Below us everything was clear so we had an excellent view on the traffic jams on routes 495 and 95 where vacationers heading out to New Hampshire and Maine were stuck for miles. We bypassed the lines at a speed of 100 knots, about 2000 feet overhead and got to experience how the traffic reporters feel as they tell us from overhead what a jam we are in. This is why I have a plate on our car that says “I’d rather be Flying.”

While I was up in the air Axel had bicycled to a pick nick a little further north up the shore organized by the Democratic town committee of which he is an active member. Several hours later he dragged himself in on his bike as if he had just completed the most demanding leg of the Tour de France. It is at those moments that we know his stamina isn’t back to what it used to be. That it was over 90 degrees did not help, but living by the ocean did help and we both spent the next few hours in Lobster Cove or on its edges, swimming, reading, napping, swimming, reading, napping; several cycles of this.

A gentleman who was doing the same on the other side of the Cove walked over and introduced himself. Axel’s and his grandfather used to be good friends. Soon the conversation drifted into architecture and the demolition of famous old houses when mega million lots change hands. Axel pulled a mildewed chart from the cellar that showed the area of Lobster Cove some 125 years ago. The chart shows few houses. Most of the area was farmland, along Lobster Cove road which is now Masconomo Street. The chart always makes for good conversation but its current state also reminds us that we have been bad stewards of the inheritance which is in rough shape and needs expert care to restore it and save it a few more generations.

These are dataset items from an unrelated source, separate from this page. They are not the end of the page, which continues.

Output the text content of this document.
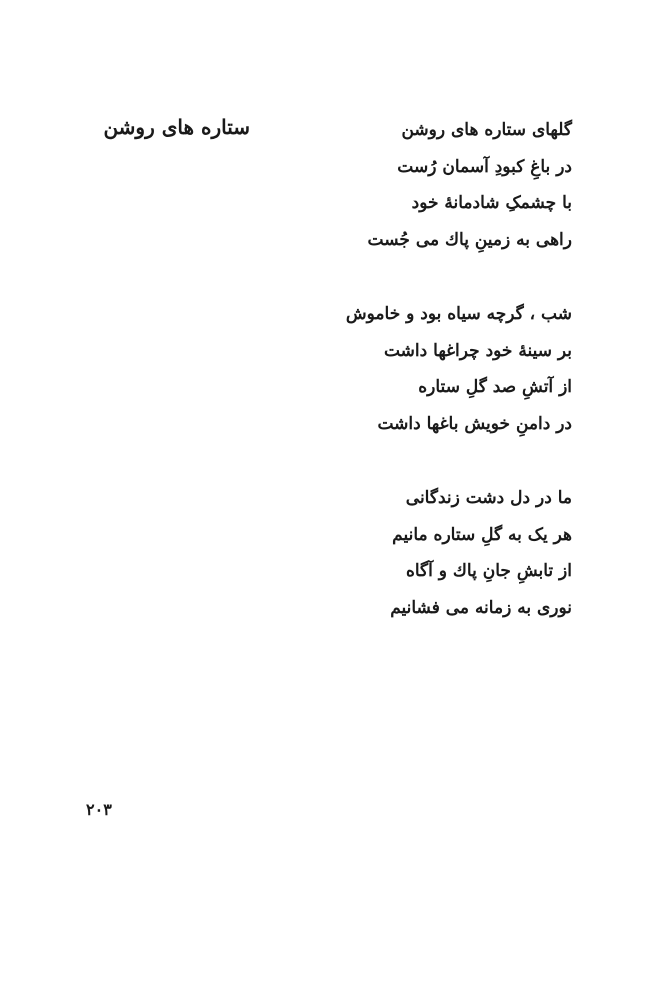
ستاره های روشن	گلهای ستاره های روشن
در باغِ کبودِ آسمان رُست
با چشمکِ شادمانهٔ خود
راهی به زمینِ پاك می جُست
شب ، گرچه سیاه بود و خاموش
بر سینهٔ خود چراغها داشت
از آتشِ صد گلِ ستاره
در دامنِ خویش باغها داشت
ما در دل دشت زندگانی
هر یک به گلِ ستاره مانیم
از تابشِ جانِ پاك و آگاه
نوری به زمانه می فشانیم
۲۰۳
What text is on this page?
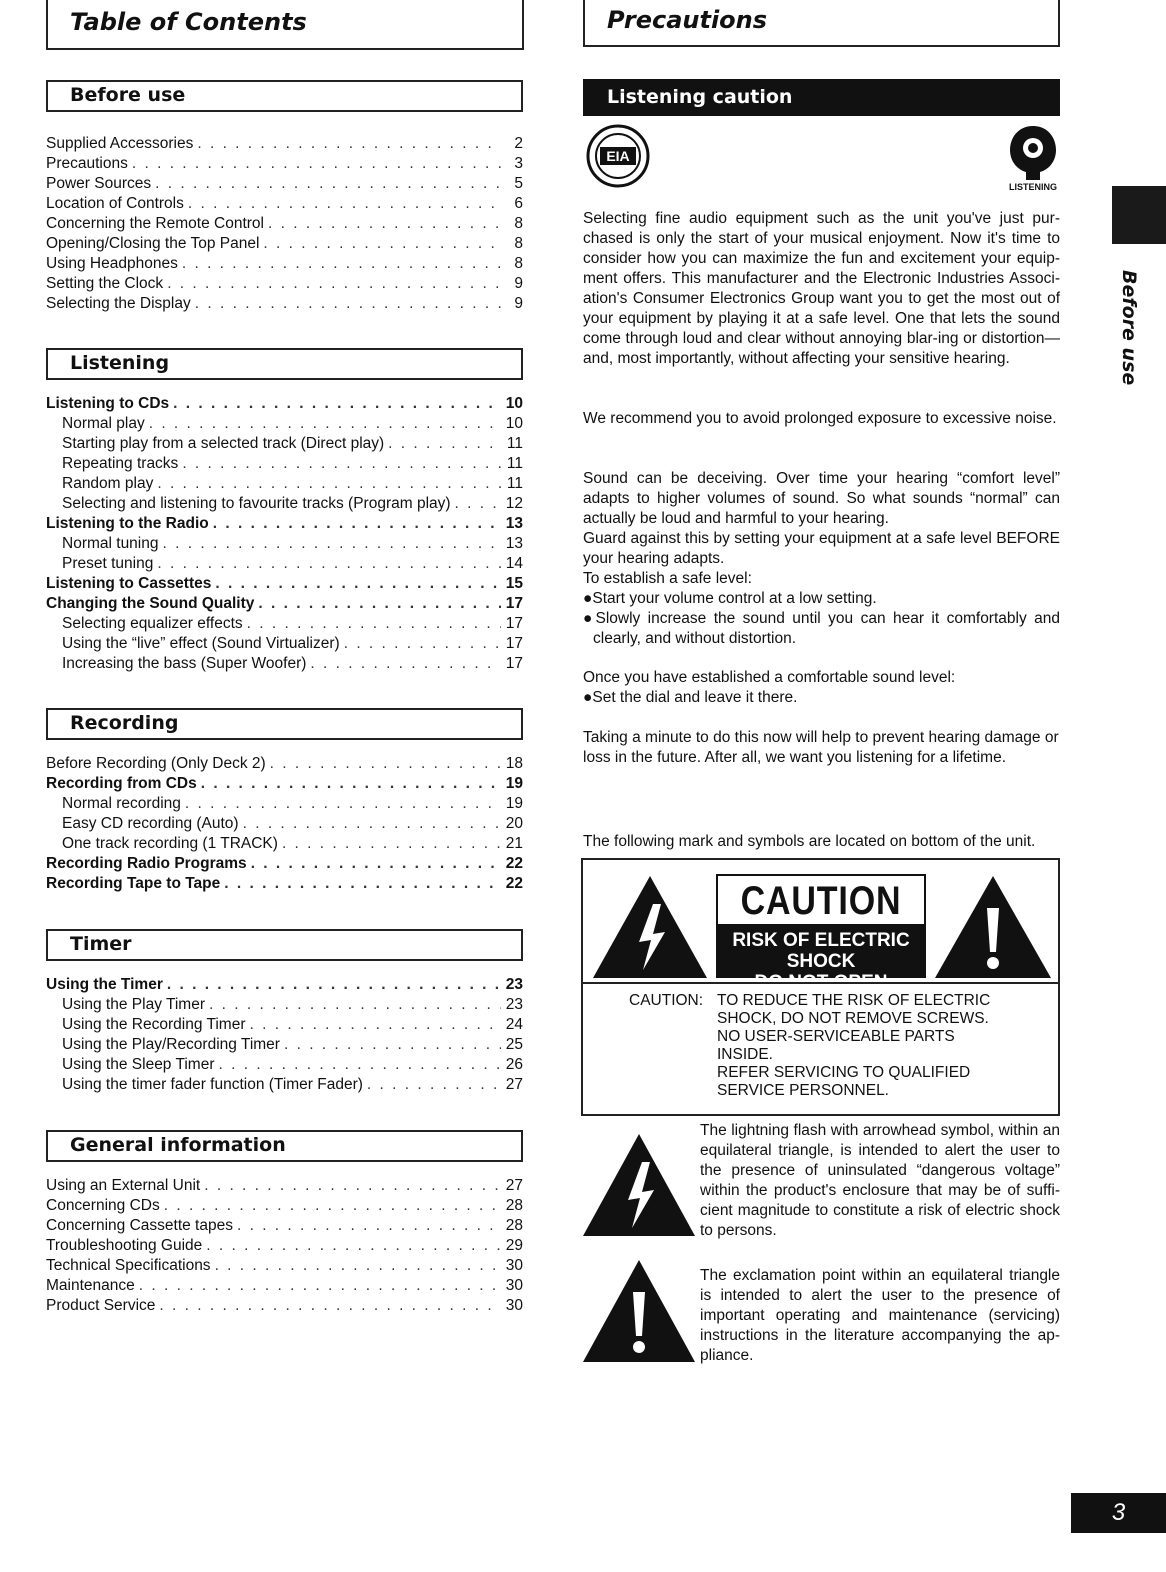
Table of Contents	Precautions
Before use
Supplied Accessories . . .	2
Precautions . . .	3
Power Sources . . .	5
Location of Controls . . .	6
Concerning the Remote Control . . .	8
Opening/Closing the Top Panel . . .	8
Using Headphones . . .	8
Setting the Clock . . .	9
Selecting the Display . . .	9
Listening
Listening to CDs . . .	10
Normal play . . .	10
Starting play from a selected track (Direct play) . . .	11
Repeating tracks . . .	11
Random play . . .	11
Selecting and listening to favourite tracks (Program play) . . .	12
Listening to the Radio . . .	13
Normal tuning . . .	13
Preset tuning . . .	14
Listening to Cassettes . . .	15
Changing the Sound Quality . . .	17
Selecting equalizer effects . . .	17
Using the “live” effect (Sound Virtualizer) . . .	17
Increasing the bass (Super Woofer) . . .	17
Recording
Before Recording (Only Deck 2) . . .	18
Recording from CDs . . .	19
Normal recording . . .	19
Easy CD recording (Auto) . . .	20
One track recording (1 TRACK) . . .	21
Recording Radio Programs . . .	22
Recording Tape to Tape . . .	22
Timer
Using the Timer . . .	23
Using the Play Timer . . .	23
Using the Recording Timer . . .	24
Using the Play/Recording Timer . . .	25
Using the Sleep Timer . . .	26
Using the timer fader function (Timer Fader) . . .	27
General information
Using an External Unit . . .	27
Concerning CDs . . .	28
Concerning Cassette tapes . . .	28
Troubleshooting Guide . . .	29
Technical Specifications . . .	30
Maintenance . . .	30
Product Service . . .	30
Listening caution
EIA
LISTENING

Selecting fine audio equipment such as the unit you've just pur-chased is only the start of your musical enjoyment. Now it's time to consider how you can maximize the fun and excitement your equip-ment offers. This manufacturer and the Electronic Industries Associ-ation's Consumer Electronics Group want you to get the most out of your equipment by playing it at a safe level. One that lets the sound come through loud and clear without annoying blar-ing or distortion—and, most importantly, without affecting your sensitive hearing.

We recommend you to avoid prolonged exposure to excessive noise.

Sound can be deceiving. Over time your hearing “comfort level” adapts to higher volumes of sound. So what sounds “normal” can actually be loud and harmful to your hearing.

Guard against this by setting your equipment at a safe level BEFORE your hearing adapts.

To establish a safe level:

●Start your volume control at a low setting.

●Slowly increase the sound until you can hear it comfortably and clearly, and without distortion.

Once you have established a comfortable sound level:

●Set the dial and leave it there.

Taking a minute to do this now will help to prevent hearing damage or loss in the future. After all, we want you listening for a lifetime.

The following mark and symbols are located on bottom of the unit.

CAUTION
RISK OF ELECTRIC SHOCK
DO NOT OPEN
CAUTION: TO REDUCE THE RISK OF ELECTRIC
SHOCK, DO NOT REMOVE SCREWS.
NO USER-SERVICEABLE PARTS
INSIDE.
REFER SERVICING TO QUALIFIED
SERVICE PERSONNEL.

The lightning flash with arrowhead symbol, within an equilateral triangle, is intended to alert the user to the presence of uninsulated “dangerous voltage” within the product's enclosure that may be of suffi-cient magnitude to constitute a risk of electric shock to persons.

The exclamation point within an equilateral triangle is intended to alert the user to the presence of important operating and maintenance (servicing) instructions in the literature accompanying the ap-pliance.

Before use
3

I rigged my newly varnished Alden Shell and Axel pulled down his kayak for a paddle/row to Singing Beach. When I row without moving my seat we go about the same speed; when I use the full stroke I take off like a lightning bolt leaving Axel far behind. We look in different directions: he sees where I am going, and can warn me of rocks and large rollers while I see where I have been, which includes the sight of Axel fading into the distance. Axel had brought two beers for the trip but I soon learned that although you can paddle with a beer between your knees (there is even a cup holder in the molded kayak seat) you cannot do that rowing. Soon I had a bottle rolling around in a puddle of beer underneath my sliding seat. When I later carried the boat back onto shore beer dripped into my hair and down my face. I could catch a few droplets mixed in with salt water.

When the tide was at its lowest we hunted for mussels and discovered to our dismay that our two sources were empty. The middle of the cove had been scoured clean of mussels by the winter storms while the tide pool bed had been scooped clean last summer by humans who had shown up with big buckets. We had no idea what a job they had done; nor the effect of this winter’s storms. It looks like it will be a summer without mussels for the first time in many years; a big disappointment. The intended mussel dinner thus had to be canceled. Instead we had potatoes and zucchini from our garden, stir-fried with local shrimp that we froze last winter, in a not so local peanut sauce.